O filme opera com a dicotomia opressor/oprimido e não tem muitos escrúpulos ao simplesmente eliminar quem oprime - os escravocratas do sul dos Estados Unidos, caricatos em sua maldade. Obviamente, quem se identifica com o negro oprimido comemora e se sente vingado. Então, só me resta dizer que Django é pura catarse.

...E o Vento Levou
Acho que Tarantino se tornou um especialista nesse movimento catártico: em Bastardos Inglórios (2009), comemoramos um cinema inteiro explodindo e matando nazistas, inclusive Hitler; em À Prova de Morte (2007), comemoramos a caça a um psicopata misógino que mata mulheres por diversão - atenção, são mulheres, só mulheres, que o caçam. E tem Kill Bill, também, né? As escolhas de Tarantino são conscientes e vemos a tela do cinema transformar-se no lugar desses grupos historicamente... f*didos: mulheres, judeus e negros, enquanto a arte se coloca classicamente à disposição, talvez não da ideologia, mas da ideia, da moral (de uma moral). Tarantino trabalha com uma ética da vingança muito clara: é lícito matar quem seja, a qualquer momento e de qualquer maneira, desde que seja o inimigo. Não há misericórdia. E nós, em frente à tela, pensamos: "Mas também pudera! Olha o que o inimigo (branco escravista, nazista, misógino) fez!" Assim, lavamos a alma...

A um Passo da Eternidade
Casablanca
Claro que incomoda o fato de que Schultz, o branco parceiro, tenha mais consciência e sentimento de revolta que Django, o negro protagonista (pra haver mudança é preciso dissidência?). E incomoda também o fato de que o grande vilão, o mais detestável do filme, seja negro: Stephen (Samuel L. Jackson), um escravo doméstico (pra haver manutenção é preciso haver anuência?). Incomoda ainda o fato de que as mulheres sejam praticamente anuladas no filme. Mas, quer saber, dou um mega desconto! Tarantino está há quase duas décadas fazendo filmes com personagens femininas que fogem de estereótipos e dando destaque a atores negros - temos uma mulher negra protagonista em Jackie Brown (1997). Em Bastardos Inglórios vemos um negro e uma branca fazendo par amoroso - é quase impossível assistir a isso na grande tela...

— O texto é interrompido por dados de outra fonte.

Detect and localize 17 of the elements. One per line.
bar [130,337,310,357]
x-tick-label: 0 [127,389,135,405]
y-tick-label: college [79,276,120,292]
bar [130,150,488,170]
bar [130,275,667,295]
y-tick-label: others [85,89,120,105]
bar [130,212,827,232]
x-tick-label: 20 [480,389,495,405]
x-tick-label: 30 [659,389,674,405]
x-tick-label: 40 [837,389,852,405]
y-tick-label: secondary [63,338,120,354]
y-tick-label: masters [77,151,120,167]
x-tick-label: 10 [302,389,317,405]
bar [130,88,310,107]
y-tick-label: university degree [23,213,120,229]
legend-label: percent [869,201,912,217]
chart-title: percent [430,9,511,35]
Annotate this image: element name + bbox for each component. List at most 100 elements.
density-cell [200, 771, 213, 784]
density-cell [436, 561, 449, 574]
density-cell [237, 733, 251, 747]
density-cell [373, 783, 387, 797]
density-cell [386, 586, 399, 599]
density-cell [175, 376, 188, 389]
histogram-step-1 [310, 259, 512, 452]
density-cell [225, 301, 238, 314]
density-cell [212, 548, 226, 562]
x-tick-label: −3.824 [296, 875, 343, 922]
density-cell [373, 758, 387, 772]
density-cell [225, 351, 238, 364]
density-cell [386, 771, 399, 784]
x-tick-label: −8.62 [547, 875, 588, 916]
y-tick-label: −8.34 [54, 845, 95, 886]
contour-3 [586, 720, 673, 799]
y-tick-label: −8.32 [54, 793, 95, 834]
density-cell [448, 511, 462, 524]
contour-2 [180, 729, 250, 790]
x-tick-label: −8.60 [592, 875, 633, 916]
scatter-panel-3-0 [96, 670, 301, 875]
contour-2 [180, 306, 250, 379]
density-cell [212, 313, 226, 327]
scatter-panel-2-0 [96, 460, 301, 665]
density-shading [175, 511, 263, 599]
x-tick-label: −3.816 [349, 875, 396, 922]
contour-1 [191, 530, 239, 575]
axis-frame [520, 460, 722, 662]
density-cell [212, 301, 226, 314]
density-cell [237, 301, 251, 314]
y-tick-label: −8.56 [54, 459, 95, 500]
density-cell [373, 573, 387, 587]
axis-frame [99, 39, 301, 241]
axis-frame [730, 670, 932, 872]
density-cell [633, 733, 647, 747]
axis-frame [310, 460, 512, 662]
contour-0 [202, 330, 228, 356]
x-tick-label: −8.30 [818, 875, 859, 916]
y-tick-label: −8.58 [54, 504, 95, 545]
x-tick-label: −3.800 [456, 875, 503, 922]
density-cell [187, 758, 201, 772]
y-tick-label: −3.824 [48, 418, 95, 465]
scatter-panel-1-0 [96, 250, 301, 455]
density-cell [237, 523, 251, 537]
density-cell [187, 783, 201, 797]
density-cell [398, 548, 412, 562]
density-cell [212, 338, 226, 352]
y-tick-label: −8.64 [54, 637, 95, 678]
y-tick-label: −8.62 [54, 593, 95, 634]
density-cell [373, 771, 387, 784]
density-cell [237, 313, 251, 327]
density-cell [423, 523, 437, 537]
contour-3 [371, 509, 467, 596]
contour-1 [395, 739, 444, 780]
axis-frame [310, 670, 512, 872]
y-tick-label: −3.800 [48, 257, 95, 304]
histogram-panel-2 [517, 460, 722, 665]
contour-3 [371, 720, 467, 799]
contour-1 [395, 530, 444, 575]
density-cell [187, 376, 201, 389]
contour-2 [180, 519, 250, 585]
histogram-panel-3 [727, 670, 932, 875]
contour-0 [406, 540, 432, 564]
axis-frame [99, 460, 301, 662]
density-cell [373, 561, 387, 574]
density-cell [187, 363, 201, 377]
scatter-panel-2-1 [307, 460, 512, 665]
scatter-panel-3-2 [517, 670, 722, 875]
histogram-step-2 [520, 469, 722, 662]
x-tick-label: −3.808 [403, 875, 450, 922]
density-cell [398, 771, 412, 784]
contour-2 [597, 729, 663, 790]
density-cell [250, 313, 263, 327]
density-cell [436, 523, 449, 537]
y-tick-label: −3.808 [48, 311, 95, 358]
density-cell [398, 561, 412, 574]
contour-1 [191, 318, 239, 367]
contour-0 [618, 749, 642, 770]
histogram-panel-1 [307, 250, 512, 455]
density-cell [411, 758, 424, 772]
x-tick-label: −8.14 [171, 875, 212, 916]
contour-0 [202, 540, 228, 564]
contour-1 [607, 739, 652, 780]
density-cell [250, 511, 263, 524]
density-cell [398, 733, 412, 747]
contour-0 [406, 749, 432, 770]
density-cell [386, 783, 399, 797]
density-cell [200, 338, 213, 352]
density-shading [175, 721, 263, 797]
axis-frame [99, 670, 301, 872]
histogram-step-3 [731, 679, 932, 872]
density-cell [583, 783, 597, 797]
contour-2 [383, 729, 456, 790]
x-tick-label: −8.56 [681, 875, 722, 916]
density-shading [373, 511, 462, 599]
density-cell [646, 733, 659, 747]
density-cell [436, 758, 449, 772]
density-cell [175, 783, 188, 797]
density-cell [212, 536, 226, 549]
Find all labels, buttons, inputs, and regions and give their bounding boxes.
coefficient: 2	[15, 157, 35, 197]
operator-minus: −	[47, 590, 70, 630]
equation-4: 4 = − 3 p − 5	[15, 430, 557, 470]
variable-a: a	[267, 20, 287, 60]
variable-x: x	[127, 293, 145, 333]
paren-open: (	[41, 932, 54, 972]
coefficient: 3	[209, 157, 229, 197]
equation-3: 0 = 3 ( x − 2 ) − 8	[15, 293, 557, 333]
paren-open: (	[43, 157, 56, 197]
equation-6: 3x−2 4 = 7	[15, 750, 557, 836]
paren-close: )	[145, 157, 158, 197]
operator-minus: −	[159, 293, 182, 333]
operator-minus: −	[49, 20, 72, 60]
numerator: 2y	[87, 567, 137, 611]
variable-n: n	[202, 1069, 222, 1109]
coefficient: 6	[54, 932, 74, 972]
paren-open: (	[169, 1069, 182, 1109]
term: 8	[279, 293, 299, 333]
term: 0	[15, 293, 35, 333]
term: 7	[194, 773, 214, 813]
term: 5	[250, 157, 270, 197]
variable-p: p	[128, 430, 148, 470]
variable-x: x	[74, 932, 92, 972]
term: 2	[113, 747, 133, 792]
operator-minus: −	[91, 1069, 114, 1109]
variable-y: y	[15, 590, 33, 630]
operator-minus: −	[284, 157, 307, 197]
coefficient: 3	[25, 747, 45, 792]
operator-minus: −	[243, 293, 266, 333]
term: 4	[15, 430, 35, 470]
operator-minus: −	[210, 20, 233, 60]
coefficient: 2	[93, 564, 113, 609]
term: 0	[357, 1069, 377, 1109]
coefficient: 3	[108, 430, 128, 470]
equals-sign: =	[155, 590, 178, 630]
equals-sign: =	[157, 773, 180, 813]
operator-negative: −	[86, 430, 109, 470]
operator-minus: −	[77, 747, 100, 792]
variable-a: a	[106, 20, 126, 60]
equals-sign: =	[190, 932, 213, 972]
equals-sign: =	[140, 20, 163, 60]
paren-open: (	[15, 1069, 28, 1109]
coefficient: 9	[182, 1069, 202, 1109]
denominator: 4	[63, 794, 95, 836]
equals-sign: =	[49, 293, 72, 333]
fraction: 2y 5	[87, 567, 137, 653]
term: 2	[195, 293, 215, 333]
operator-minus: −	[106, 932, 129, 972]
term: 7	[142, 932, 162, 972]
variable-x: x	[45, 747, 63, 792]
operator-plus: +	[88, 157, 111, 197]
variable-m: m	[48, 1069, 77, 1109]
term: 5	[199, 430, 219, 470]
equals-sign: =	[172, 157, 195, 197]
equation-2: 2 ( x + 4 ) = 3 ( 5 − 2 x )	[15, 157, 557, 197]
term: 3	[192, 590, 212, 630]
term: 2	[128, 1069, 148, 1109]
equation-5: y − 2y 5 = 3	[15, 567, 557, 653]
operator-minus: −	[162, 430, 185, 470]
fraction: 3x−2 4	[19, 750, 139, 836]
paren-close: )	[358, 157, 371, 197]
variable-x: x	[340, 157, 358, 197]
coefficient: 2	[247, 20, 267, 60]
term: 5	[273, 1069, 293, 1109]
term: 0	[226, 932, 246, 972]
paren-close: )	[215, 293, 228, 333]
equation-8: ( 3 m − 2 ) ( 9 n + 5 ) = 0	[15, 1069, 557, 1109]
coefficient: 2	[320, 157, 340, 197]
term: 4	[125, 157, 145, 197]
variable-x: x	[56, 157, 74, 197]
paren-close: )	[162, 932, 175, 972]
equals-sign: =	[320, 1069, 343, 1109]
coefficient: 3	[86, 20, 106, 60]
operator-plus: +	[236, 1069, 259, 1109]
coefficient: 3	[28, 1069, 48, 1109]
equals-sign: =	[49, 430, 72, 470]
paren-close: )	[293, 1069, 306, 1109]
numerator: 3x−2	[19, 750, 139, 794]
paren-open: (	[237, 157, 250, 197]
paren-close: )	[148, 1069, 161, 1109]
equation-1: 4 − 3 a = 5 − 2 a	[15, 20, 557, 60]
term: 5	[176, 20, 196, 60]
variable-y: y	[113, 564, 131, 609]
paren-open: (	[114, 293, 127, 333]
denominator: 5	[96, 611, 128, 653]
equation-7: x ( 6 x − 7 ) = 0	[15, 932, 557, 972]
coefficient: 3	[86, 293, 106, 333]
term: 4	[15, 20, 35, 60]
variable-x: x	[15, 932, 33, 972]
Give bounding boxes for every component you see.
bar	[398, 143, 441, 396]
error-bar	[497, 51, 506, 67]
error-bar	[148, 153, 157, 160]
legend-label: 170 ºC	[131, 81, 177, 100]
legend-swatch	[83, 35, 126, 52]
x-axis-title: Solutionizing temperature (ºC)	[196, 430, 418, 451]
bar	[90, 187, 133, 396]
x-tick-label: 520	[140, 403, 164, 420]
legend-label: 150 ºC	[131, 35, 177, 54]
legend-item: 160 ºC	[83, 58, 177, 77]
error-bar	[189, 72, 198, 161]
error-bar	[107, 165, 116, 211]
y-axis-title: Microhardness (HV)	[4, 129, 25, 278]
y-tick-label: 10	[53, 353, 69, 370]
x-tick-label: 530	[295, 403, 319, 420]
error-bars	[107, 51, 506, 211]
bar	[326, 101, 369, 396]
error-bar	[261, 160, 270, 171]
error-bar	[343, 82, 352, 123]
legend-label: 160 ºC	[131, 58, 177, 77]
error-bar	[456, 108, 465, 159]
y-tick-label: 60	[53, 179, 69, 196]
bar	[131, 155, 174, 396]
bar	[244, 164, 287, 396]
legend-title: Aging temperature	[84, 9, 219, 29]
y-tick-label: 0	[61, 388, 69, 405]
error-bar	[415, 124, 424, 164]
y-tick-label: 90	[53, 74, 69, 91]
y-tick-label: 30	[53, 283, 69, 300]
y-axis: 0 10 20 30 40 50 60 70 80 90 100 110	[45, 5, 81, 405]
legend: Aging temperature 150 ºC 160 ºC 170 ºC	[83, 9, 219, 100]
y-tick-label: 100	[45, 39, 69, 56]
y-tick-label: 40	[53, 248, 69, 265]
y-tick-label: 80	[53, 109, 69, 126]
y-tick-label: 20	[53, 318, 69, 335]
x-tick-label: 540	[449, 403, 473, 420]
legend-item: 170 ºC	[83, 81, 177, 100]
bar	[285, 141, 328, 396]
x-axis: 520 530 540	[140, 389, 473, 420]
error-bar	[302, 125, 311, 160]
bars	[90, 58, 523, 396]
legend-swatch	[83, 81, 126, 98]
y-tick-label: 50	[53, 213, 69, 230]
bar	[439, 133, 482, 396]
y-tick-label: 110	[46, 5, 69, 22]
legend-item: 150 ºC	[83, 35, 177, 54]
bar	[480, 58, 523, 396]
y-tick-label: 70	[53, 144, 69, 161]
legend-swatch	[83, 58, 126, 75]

Pergunto: quantas vezes assistimos a um herói negro montado em um cavalo branco resgatando sua donzela? Quantas vezes vimos a clássica cena do beijo ter dois protagonistas negros?

Django Livre




E não foi só a questão ideológica que me pegou em Django Livre (aliás, se houvesse ideologia sem qualidade, eu falaria mal). Gosto das atuações do principal quarteto masculino do filme: Jamie Foxx como Django - ele tem força e melancolia no olhar, o que eu acho fascinante e necessário pra quem tem as costas marcadas pelo chicote e busca a amada; de Christoph Waltz, como o caçador de recompensas libertário e cínico, o alemão Schultz - Christoph já havia 'quebrado tudo' como o coronel Hans Landa, em Bastardos; a atuação de Leonardo DiCaprio é excelente, como o malvado Calvin Candie; e Samuel L. Jackson deveria estar concorrendo ao Oscar, pelamor.

A trilha sonora é ótima. Tarantino sempre cuida muito bem disso. E faz TODO SENTIDO usar rap em algumas cenas de tensão. É como se a existência desse gênero musical se justificasse, sabe? Sem querer ser determinista, mas já sendo: como se somente os negros, tendo vivido a escravidão por tantos séculos, soubessem o que é o peso do mundo.

E pra quem acha que o filme está mal editado ou mal cortado, nas cenas grotescas eu me lembrei direitinho dos filmes de faroeste e dei muita risada. Não é isso o que o Tarantino faz: homenagear o cinema? Mesmo na cena em que Lara Candie, morre, não há erro ou gratuidade: conta-se (não achei a referência, ainda!) que, ao saber que as pessoas ao serem alvejadas não morriam dramaticamente, caindo devagarziiiinho, como em geral acontecia nos westerns, Sérgio Leone (se não me engano) chegou a usar cordas para puxar seus atores no momento em que levassem o tiro, o que criou o mesmo efeito exagerado e obviamente cômico da morte da irmã de Calvin Candie.

Enfim, eu chorei, sorri e saí feliz do cinema, pensando todas essas e mais um monte de coisas. E vocês?